What is the Difference Between Losers and Winners

What is the Difference Between Losers and Winners

Key factor

Why? Is this a game of chance, or is there some factor that distinguishes successful givers from unsuccessful ones? Such a factor really exists. And this is your environment. Both are equally trying to help everyone and do not expect immediate rewards. Both those and others in response receive the sympathy and approval of others. Some of them seek to provide a reciprocal service – they are “exchangers”. Some take advantage of the value they receive without considering it necessary to give something in return – these are the “takers.”

The difference between losers and winners is what happens next.

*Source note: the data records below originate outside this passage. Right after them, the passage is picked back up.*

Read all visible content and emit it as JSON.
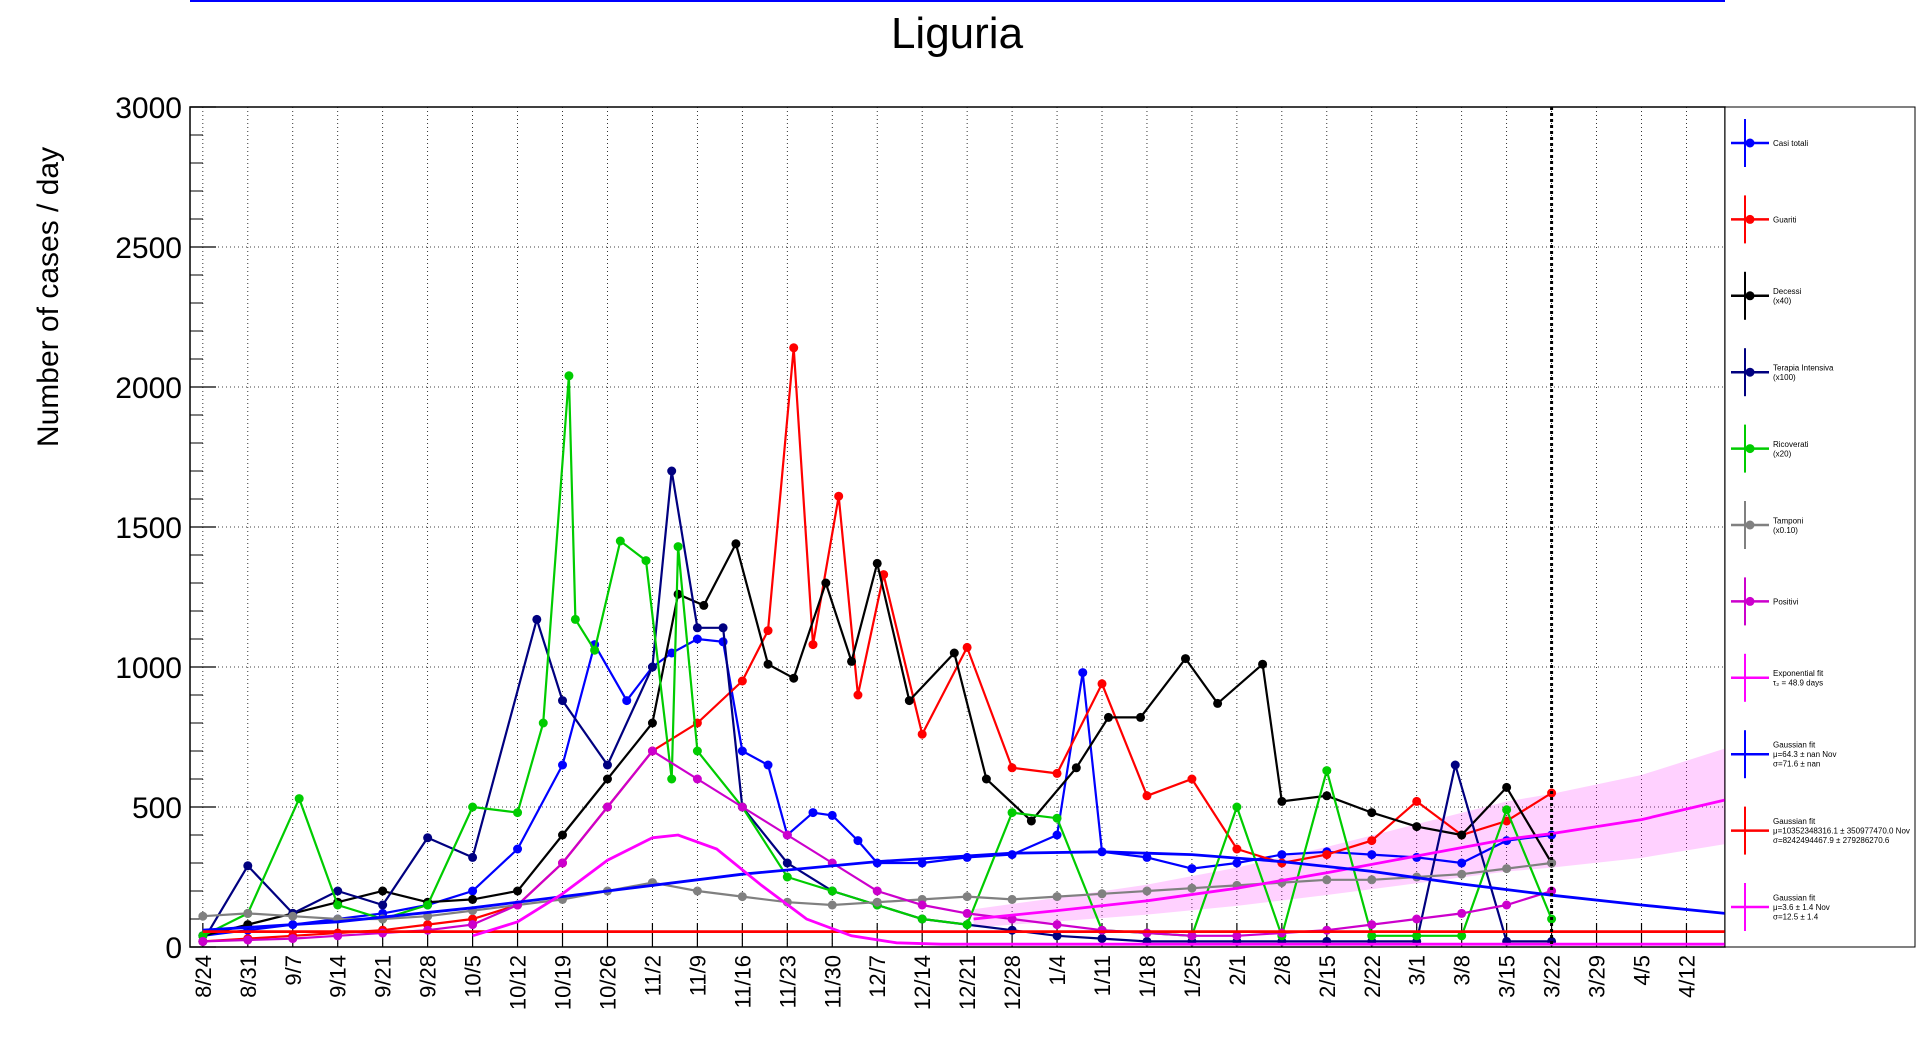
{
  "chart_data": {
    "type": "line",
    "title": "Liguria",
    "xlabel": "",
    "ylabel": "Number of cases / day",
    "ylim": [
      0,
      3000
    ],
    "yticks": [
      0,
      500,
      1000,
      1500,
      2000,
      2500,
      3000
    ],
    "xlim": [
      "2020-08-22",
      "2021-04-18"
    ],
    "x_ticks": [
      "8/24",
      "8/31",
      "9/7",
      "9/14",
      "9/21",
      "9/28",
      "10/5",
      "10/12",
      "10/19",
      "10/26",
      "11/2",
      "11/9",
      "11/16",
      "11/23",
      "11/30",
      "12/7",
      "12/14",
      "12/21",
      "12/28",
      "1/4",
      "1/11",
      "1/18",
      "1/25",
      "2/1",
      "2/8",
      "2/15",
      "2/22",
      "3/1",
      "3/8",
      "3/15",
      "3/22",
      "3/29",
      "4/5",
      "4/12"
    ],
    "grid": true,
    "current_date_marker": "3/22",
    "legend_position": "right",
    "series": [
      {
        "name": "Casi totali",
        "color": "#0000ff",
        "points": [
          [
            "8/24",
            40
          ],
          [
            "8/31",
            60
          ],
          [
            "9/7",
            80
          ],
          [
            "9/14",
            100
          ],
          [
            "9/21",
            120
          ],
          [
            "9/28",
            150
          ],
          [
            "10/5",
            200
          ],
          [
            "10/12",
            350
          ],
          [
            "10/19",
            650
          ],
          [
            "10/24",
            1080
          ],
          [
            "10/29",
            880
          ],
          [
            "11/2",
            1000
          ],
          [
            "11/5",
            1050
          ],
          [
            "11/9",
            1100
          ],
          [
            "11/13",
            1090
          ],
          [
            "11/16",
            700
          ],
          [
            "11/20",
            650
          ],
          [
            "11/23",
            400
          ],
          [
            "11/27",
            480
          ],
          [
            "11/30",
            470
          ],
          [
            "12/4",
            380
          ],
          [
            "12/7",
            300
          ],
          [
            "12/14",
            300
          ],
          [
            "12/21",
            320
          ],
          [
            "12/28",
            330
          ],
          [
            "1/4",
            400
          ],
          [
            "1/8",
            980
          ],
          [
            "1/11",
            340
          ],
          [
            "1/18",
            320
          ],
          [
            "1/25",
            280
          ],
          [
            "2/1",
            300
          ],
          [
            "2/8",
            330
          ],
          [
            "2/15",
            340
          ],
          [
            "2/22",
            330
          ],
          [
            "3/1",
            320
          ],
          [
            "3/8",
            300
          ],
          [
            "3/15",
            380
          ],
          [
            "3/22",
            400
          ]
        ]
      },
      {
        "name": "Guariti",
        "color": "#ff0000",
        "points": [
          [
            "8/24",
            20
          ],
          [
            "8/31",
            30
          ],
          [
            "9/7",
            40
          ],
          [
            "9/14",
            50
          ],
          [
            "9/21",
            60
          ],
          [
            "9/28",
            80
          ],
          [
            "10/5",
            100
          ],
          [
            "10/12",
            150
          ],
          [
            "10/19",
            300
          ],
          [
            "10/26",
            500
          ],
          [
            "11/2",
            700
          ],
          [
            "11/9",
            800
          ],
          [
            "11/16",
            950
          ],
          [
            "11/20",
            1130
          ],
          [
            "11/24",
            2140
          ],
          [
            "11/27",
            1080
          ],
          [
            "12/1",
            1610
          ],
          [
            "12/4",
            900
          ],
          [
            "12/8",
            1330
          ],
          [
            "12/14",
            760
          ],
          [
            "12/21",
            1070
          ],
          [
            "12/28",
            640
          ],
          [
            "1/4",
            620
          ],
          [
            "1/11",
            940
          ],
          [
            "1/18",
            540
          ],
          [
            "1/25",
            600
          ],
          [
            "2/1",
            350
          ],
          [
            "2/8",
            300
          ],
          [
            "2/15",
            330
          ],
          [
            "2/22",
            380
          ],
          [
            "3/1",
            520
          ],
          [
            "3/8",
            400
          ],
          [
            "3/15",
            450
          ],
          [
            "3/22",
            550
          ]
        ]
      },
      {
        "name": "Decessi",
        "note": "(x40)",
        "color": "#000000",
        "points": [
          [
            "8/24",
            40
          ],
          [
            "8/31",
            80
          ],
          [
            "9/7",
            120
          ],
          [
            "9/14",
            160
          ],
          [
            "9/21",
            200
          ],
          [
            "9/28",
            160
          ],
          [
            "10/5",
            170
          ],
          [
            "10/12",
            200
          ],
          [
            "10/19",
            400
          ],
          [
            "10/26",
            600
          ],
          [
            "11/2",
            800
          ],
          [
            "11/6",
            1260
          ],
          [
            "11/10",
            1220
          ],
          [
            "11/15",
            1440
          ],
          [
            "11/20",
            1010
          ],
          [
            "11/24",
            960
          ],
          [
            "11/29",
            1300
          ],
          [
            "12/3",
            1020
          ],
          [
            "12/7",
            1370
          ],
          [
            "12/12",
            880
          ],
          [
            "12/19",
            1050
          ],
          [
            "12/24",
            600
          ],
          [
            "12/31",
            450
          ],
          [
            "1/7",
            640
          ],
          [
            "1/12",
            820
          ],
          [
            "1/17",
            820
          ],
          [
            "1/24",
            1030
          ],
          [
            "1/29",
            870
          ],
          [
            "2/5",
            1010
          ],
          [
            "2/8",
            520
          ],
          [
            "2/15",
            540
          ],
          [
            "2/22",
            480
          ],
          [
            "3/1",
            430
          ],
          [
            "3/8",
            400
          ],
          [
            "3/15",
            570
          ],
          [
            "3/22",
            300
          ]
        ]
      },
      {
        "name": "Terapia Intensiva",
        "note": "(x100)",
        "color": "#000080",
        "points": [
          [
            "8/24",
            20
          ],
          [
            "8/31",
            290
          ],
          [
            "9/7",
            120
          ],
          [
            "9/14",
            200
          ],
          [
            "9/21",
            150
          ],
          [
            "9/28",
            390
          ],
          [
            "10/5",
            320
          ],
          [
            "10/15",
            1170
          ],
          [
            "10/19",
            880
          ],
          [
            "10/26",
            650
          ],
          [
            "11/2",
            1000
          ],
          [
            "11/5",
            1700
          ],
          [
            "11/9",
            1140
          ],
          [
            "11/13",
            1140
          ],
          [
            "11/16",
            500
          ],
          [
            "11/23",
            300
          ],
          [
            "11/30",
            200
          ],
          [
            "12/7",
            150
          ],
          [
            "12/14",
            100
          ],
          [
            "12/21",
            80
          ],
          [
            "12/28",
            60
          ],
          [
            "1/4",
            40
          ],
          [
            "1/11",
            30
          ],
          [
            "1/18",
            20
          ],
          [
            "1/25",
            20
          ],
          [
            "2/1",
            20
          ],
          [
            "2/8",
            20
          ],
          [
            "2/15",
            20
          ],
          [
            "2/22",
            20
          ],
          [
            "3/1",
            20
          ],
          [
            "3/7",
            650
          ],
          [
            "3/15",
            20
          ],
          [
            "3/22",
            20
          ]
        ]
      },
      {
        "name": "Ricoverati",
        "note": "(x20)",
        "color": "#00cc00",
        "points": [
          [
            "8/24",
            40
          ],
          [
            "8/31",
            120
          ],
          [
            "9/8",
            530
          ],
          [
            "9/14",
            150
          ],
          [
            "9/21",
            100
          ],
          [
            "9/28",
            150
          ],
          [
            "10/5",
            500
          ],
          [
            "10/12",
            480
          ],
          [
            "10/16",
            800
          ],
          [
            "10/20",
            2040
          ],
          [
            "10/21",
            1170
          ],
          [
            "10/24",
            1060
          ],
          [
            "10/28",
            1450
          ],
          [
            "11/1",
            1380
          ],
          [
            "11/5",
            600
          ],
          [
            "11/6",
            1430
          ],
          [
            "11/9",
            700
          ],
          [
            "11/16",
            500
          ],
          [
            "11/23",
            250
          ],
          [
            "11/30",
            200
          ],
          [
            "12/7",
            150
          ],
          [
            "12/14",
            100
          ],
          [
            "12/21",
            80
          ],
          [
            "12/28",
            480
          ],
          [
            "1/4",
            460
          ],
          [
            "1/11",
            60
          ],
          [
            "1/18",
            50
          ],
          [
            "1/25",
            40
          ],
          [
            "2/1",
            500
          ],
          [
            "2/8",
            40
          ],
          [
            "2/15",
            630
          ],
          [
            "2/22",
            40
          ],
          [
            "3/1",
            40
          ],
          [
            "3/8",
            40
          ],
          [
            "3/15",
            490
          ],
          [
            "3/22",
            100
          ]
        ]
      },
      {
        "name": "Tamponi",
        "note": "(x0.10)",
        "color": "#808080",
        "points": [
          [
            "8/24",
            110
          ],
          [
            "8/31",
            120
          ],
          [
            "9/7",
            110
          ],
          [
            "9/14",
            100
          ],
          [
            "9/21",
            100
          ],
          [
            "9/28",
            110
          ],
          [
            "10/5",
            130
          ],
          [
            "10/12",
            150
          ],
          [
            "10/19",
            170
          ],
          [
            "10/26",
            200
          ],
          [
            "11/2",
            230
          ],
          [
            "11/9",
            200
          ],
          [
            "11/16",
            180
          ],
          [
            "11/23",
            160
          ],
          [
            "11/30",
            150
          ],
          [
            "12/7",
            160
          ],
          [
            "12/14",
            170
          ],
          [
            "12/21",
            180
          ],
          [
            "12/28",
            170
          ],
          [
            "1/4",
            180
          ],
          [
            "1/11",
            190
          ],
          [
            "1/18",
            200
          ],
          [
            "1/25",
            210
          ],
          [
            "2/1",
            220
          ],
          [
            "2/8",
            230
          ],
          [
            "2/15",
            240
          ],
          [
            "2/22",
            240
          ],
          [
            "3/1",
            250
          ],
          [
            "3/8",
            260
          ],
          [
            "3/15",
            280
          ],
          [
            "3/22",
            300
          ]
        ]
      },
      {
        "name": "Positivi",
        "color": "#cc00cc",
        "points": [
          [
            "8/24",
            20
          ],
          [
            "8/31",
            25
          ],
          [
            "9/7",
            30
          ],
          [
            "9/14",
            40
          ],
          [
            "9/21",
            50
          ],
          [
            "9/28",
            60
          ],
          [
            "10/5",
            80
          ],
          [
            "10/12",
            150
          ],
          [
            "10/19",
            300
          ],
          [
            "10/26",
            500
          ],
          [
            "11/2",
            700
          ],
          [
            "11/9",
            600
          ],
          [
            "11/16",
            500
          ],
          [
            "11/23",
            400
          ],
          [
            "11/30",
            300
          ],
          [
            "12/7",
            200
          ],
          [
            "12/14",
            150
          ],
          [
            "12/21",
            120
          ],
          [
            "12/28",
            100
          ],
          [
            "1/4",
            80
          ],
          [
            "1/11",
            60
          ],
          [
            "1/18",
            50
          ],
          [
            "1/25",
            40
          ],
          [
            "2/1",
            40
          ],
          [
            "2/8",
            50
          ],
          [
            "2/15",
            60
          ],
          [
            "2/22",
            80
          ],
          [
            "3/1",
            100
          ],
          [
            "3/8",
            120
          ],
          [
            "3/15",
            150
          ],
          [
            "3/22",
            200
          ]
        ]
      }
    ],
    "fits": [
      {
        "name": "Exponential fit",
        "params": "τ₂ = 48.9 days",
        "color": "#ff00ff",
        "curve": [
          [
            "12/22",
            100
          ],
          [
            "1/4",
            130
          ],
          [
            "1/18",
            165
          ],
          [
            "2/1",
            210
          ],
          [
            "2/15",
            265
          ],
          [
            "3/1",
            325
          ],
          [
            "3/15",
            385
          ],
          [
            "3/22",
            405
          ],
          [
            "4/5",
            455
          ],
          [
            "4/18",
            525
          ]
        ],
        "band": true
      },
      {
        "name": "Gaussian fit",
        "params": [
          "μ=64.3 ± nan Nov",
          "σ=71.6 ± nan"
        ],
        "color": "#0000ff",
        "curve": [
          [
            "8/24",
            60
          ],
          [
            "9/14",
            90
          ],
          [
            "10/5",
            140
          ],
          [
            "10/26",
            200
          ],
          [
            "11/16",
            260
          ],
          [
            "12/7",
            305
          ],
          [
            "12/28",
            335
          ],
          [
            "1/11",
            340
          ],
          [
            "1/25",
            330
          ],
          [
            "2/8",
            305
          ],
          [
            "2/22",
            270
          ],
          [
            "3/8",
            225
          ],
          [
            "3/22",
            185
          ],
          [
            "4/5",
            150
          ],
          [
            "4/18",
            120
          ]
        ]
      },
      {
        "name": "Gaussian fit",
        "params": [
          "μ=10352348316.1 ± 350977470.0 Nov",
          "σ=8242494467.9 ± 279286270.6"
        ],
        "color": "#ff0000",
        "curve": [
          [
            "8/24",
            55
          ],
          [
            "4/18",
            55
          ]
        ]
      },
      {
        "name": "Gaussian fit",
        "params": [
          "μ=3.6 ± 1.4 Nov",
          "σ=12.5 ± 1.4"
        ],
        "color": "#ff00ff",
        "curve": [
          [
            "10/5",
            40
          ],
          [
            "10/12",
            90
          ],
          [
            "10/19",
            190
          ],
          [
            "10/26",
            310
          ],
          [
            "11/2",
            390
          ],
          [
            "11/6",
            400
          ],
          [
            "11/12",
            350
          ],
          [
            "11/19",
            220
          ],
          [
            "11/26",
            100
          ],
          [
            "12/3",
            40
          ],
          [
            "12/10",
            15
          ],
          [
            "12/17",
            10
          ],
          [
            "4/18",
            10
          ]
        ]
      }
    ]
  }
}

The loser continues to help everyone equally. And here everything depends on the case – how many “takers” will be in his environment. If not enough, he will survive. If there is a lot, it will quickly lose all resources and opportunities for growth. The winner, on the other hand, knows how to identify the “takers” and remove them from his circle, so a network is gradually formed around him, which together brings him more than he put into its formation. From some point on, it becomes a key success factor. And the sooner he learns to do this, the higher his chances of achieving outstanding results.

Prepared according to the book “Find a Mentor“.